By Diana Nollen/The Gazette
CEDAR RAPIDS — Embroidery expert Anne Hanson makes it sound so simple.
“People say it’s too hard, but it’s just putting a needle in and out. It’s how you swirl the thread” that creates character and style, says Hanson, 58, of Cedar Rapids.
Character, style and plenty of drama are woven through the ornate 40-inch-by-52-inch Paramount Tapestry. Many hands put needles in and out of ecru linen canvas for 3,000 hours from 1979 to 1983. Some even drew threads of gold through the fabric.
Total cost was about $800 then and priceless now to members of Cedar Valley Chapter of The Embroiderers’ Guild of America Inc.
This labor of love and artistry — hanging just inches above the 2008 floodwaters’ crest in the Paramount Theatre — will be the centerpiece of the chapter’s upcoming Showcase of Needlearts. The tapestry will be among more than 700 pieces by local members on display Thursday through Sunday at Prairiewoods in Hiawatha.
The tapestry will be back in the historic theater when it reopens in November.
It’s the chapter’s signature piece and the largest undertaking in its 36-year history, involving about 78 members.
Marge Dickmeyer of Cedar Rapids, who is in her 80s, was instrumental in forming the local chapter in 1976 and helped create the Paramount Tapestry, presented to the city May 4, 1983.
While poring through newsletters, she became intrigued by the community projects other area chapters were doing.
“I thought that would be a nice thing for our chapter to do, to start something — never dreaming it would turn out to be this,” she says. “So we started working on planning what we wanted to do, where we wanted it to go.”
The historic Paramount Theatre in downtown Cedar Rapids was their chosen site.
According to club notes, co-chairwomen June Zimmerman, Sara Katz and Cathy Roach spent a year studying slides of the Paramount’s interior. The final design, approved by the Paramount Committee, features a ceiling medallion stitched in colors from the theater’s original carpet.
Members learned the tapestry’s intricate stitches during three summer seminars, practicing and mastering before putting needle and thread to the actual fabric.
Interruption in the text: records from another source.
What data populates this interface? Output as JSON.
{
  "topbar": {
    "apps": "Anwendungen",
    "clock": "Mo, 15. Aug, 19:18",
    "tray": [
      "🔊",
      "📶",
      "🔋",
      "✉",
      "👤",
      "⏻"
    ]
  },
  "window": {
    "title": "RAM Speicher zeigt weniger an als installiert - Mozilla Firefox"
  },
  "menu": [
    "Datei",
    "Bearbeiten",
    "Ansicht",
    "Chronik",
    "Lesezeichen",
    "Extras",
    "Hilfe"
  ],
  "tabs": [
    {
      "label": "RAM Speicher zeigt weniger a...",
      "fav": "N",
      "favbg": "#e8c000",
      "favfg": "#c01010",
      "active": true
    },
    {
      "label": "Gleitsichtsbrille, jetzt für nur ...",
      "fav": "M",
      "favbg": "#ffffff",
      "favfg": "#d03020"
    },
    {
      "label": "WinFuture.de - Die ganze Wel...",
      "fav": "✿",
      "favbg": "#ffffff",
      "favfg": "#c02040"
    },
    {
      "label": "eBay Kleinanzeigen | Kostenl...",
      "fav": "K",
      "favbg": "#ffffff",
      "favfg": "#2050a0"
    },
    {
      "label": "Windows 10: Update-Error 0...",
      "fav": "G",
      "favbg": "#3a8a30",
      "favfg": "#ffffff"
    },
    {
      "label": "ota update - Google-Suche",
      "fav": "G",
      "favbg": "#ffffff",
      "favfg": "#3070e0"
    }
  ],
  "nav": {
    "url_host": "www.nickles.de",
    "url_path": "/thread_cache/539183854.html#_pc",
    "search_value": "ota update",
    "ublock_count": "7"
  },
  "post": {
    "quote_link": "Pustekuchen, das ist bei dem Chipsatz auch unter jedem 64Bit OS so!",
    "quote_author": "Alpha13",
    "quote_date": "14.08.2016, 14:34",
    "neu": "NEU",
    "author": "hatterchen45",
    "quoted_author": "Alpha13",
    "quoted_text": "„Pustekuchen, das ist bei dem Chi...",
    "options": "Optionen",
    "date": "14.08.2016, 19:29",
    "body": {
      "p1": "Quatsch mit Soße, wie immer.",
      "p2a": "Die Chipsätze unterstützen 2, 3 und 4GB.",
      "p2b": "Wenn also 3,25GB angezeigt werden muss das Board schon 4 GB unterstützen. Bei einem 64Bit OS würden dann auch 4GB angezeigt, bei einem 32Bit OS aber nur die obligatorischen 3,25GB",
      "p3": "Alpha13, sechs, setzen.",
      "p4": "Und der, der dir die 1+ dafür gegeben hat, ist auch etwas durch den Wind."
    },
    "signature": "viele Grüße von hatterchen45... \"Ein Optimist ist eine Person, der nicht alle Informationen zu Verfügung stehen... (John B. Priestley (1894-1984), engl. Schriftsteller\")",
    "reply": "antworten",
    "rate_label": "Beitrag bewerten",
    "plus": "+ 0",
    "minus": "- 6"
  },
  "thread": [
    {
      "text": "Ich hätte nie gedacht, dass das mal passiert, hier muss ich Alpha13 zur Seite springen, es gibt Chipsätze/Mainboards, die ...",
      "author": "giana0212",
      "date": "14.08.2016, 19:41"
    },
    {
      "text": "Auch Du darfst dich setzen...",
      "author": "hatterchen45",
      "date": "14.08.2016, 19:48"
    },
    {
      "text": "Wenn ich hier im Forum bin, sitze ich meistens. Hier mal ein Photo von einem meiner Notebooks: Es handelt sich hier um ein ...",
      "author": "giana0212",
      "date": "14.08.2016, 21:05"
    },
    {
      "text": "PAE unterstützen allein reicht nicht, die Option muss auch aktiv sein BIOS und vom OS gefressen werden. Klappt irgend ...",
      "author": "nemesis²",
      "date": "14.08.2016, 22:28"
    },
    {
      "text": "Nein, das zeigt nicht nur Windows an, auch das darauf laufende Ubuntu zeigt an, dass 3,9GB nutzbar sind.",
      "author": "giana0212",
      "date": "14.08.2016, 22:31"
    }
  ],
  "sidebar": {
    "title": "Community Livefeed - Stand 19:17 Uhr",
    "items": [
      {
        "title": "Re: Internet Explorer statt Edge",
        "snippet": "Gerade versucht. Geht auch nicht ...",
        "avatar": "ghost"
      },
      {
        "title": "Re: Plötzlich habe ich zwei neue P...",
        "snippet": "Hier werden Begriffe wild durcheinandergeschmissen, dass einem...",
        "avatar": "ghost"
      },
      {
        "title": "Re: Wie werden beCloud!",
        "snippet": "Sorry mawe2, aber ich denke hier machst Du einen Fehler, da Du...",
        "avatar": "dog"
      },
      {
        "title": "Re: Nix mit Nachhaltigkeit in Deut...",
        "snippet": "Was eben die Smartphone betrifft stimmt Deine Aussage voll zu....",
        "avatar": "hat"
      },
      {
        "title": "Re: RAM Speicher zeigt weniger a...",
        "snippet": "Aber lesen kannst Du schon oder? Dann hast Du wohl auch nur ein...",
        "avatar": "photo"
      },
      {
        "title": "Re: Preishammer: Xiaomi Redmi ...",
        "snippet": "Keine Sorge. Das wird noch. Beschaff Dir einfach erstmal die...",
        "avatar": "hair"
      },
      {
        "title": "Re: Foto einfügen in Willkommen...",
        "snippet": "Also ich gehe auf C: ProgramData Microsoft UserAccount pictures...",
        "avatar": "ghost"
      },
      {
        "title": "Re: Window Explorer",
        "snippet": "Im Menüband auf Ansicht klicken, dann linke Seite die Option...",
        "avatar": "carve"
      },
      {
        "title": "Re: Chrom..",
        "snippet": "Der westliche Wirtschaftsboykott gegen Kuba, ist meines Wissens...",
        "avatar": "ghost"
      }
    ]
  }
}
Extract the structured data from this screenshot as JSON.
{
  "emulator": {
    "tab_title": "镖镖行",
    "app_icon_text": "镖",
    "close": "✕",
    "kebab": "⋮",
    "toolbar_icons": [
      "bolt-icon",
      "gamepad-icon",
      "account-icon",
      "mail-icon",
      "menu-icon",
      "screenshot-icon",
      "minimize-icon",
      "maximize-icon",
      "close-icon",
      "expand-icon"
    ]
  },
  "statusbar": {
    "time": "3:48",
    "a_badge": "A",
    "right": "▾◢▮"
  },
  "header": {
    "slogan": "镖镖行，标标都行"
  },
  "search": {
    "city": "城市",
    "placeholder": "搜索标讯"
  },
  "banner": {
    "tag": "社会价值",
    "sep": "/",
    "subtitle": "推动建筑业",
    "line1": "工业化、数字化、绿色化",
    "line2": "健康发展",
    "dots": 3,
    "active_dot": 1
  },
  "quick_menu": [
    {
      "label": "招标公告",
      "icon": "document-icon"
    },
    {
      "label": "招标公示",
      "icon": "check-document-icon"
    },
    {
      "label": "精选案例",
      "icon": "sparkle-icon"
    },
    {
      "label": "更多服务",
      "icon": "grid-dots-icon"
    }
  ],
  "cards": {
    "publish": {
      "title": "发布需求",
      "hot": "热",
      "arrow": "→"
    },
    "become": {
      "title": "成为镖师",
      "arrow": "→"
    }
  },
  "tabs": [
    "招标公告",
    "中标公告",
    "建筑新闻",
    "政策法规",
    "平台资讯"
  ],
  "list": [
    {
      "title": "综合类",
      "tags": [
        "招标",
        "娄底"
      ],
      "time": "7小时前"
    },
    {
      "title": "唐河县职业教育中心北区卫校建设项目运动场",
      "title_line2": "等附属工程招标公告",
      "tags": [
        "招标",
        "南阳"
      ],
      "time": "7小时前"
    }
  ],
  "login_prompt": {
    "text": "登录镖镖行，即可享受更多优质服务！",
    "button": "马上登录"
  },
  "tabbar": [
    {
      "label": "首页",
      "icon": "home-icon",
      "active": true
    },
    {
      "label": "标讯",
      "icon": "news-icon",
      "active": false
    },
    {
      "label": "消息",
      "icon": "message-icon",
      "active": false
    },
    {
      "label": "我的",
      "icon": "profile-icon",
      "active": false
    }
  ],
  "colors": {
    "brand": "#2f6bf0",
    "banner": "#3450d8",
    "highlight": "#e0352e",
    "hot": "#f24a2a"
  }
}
“It was passed from home to home on a big, huge roller frame made specially for it, I think,” Dickmeyer says. “It went around and then people came and stitched on it. We set certain hours that they would do that. Swati Dandekar was instrumental in furnishing some of the gold threads that she brought from India.”
Until the floodwaters rose 8 feet through the building’s first floor, the tapestry was prominently displayed in the grand stairway leading to the loge.
Showcase chairwoman Lori Barton, 55, of Cedar Rapids, was working for the Paramount at the time and made sure crews rescued the tapestry before it was ruined.
Dickmeyer cried last week when she saw the tapestry for the first time since the flood, and is sure she will again when she sees it back on the Paramount walls.
“Everybody’s going to cry that opening night,” Dickmeyer says. “It’s going to be such a special thing.”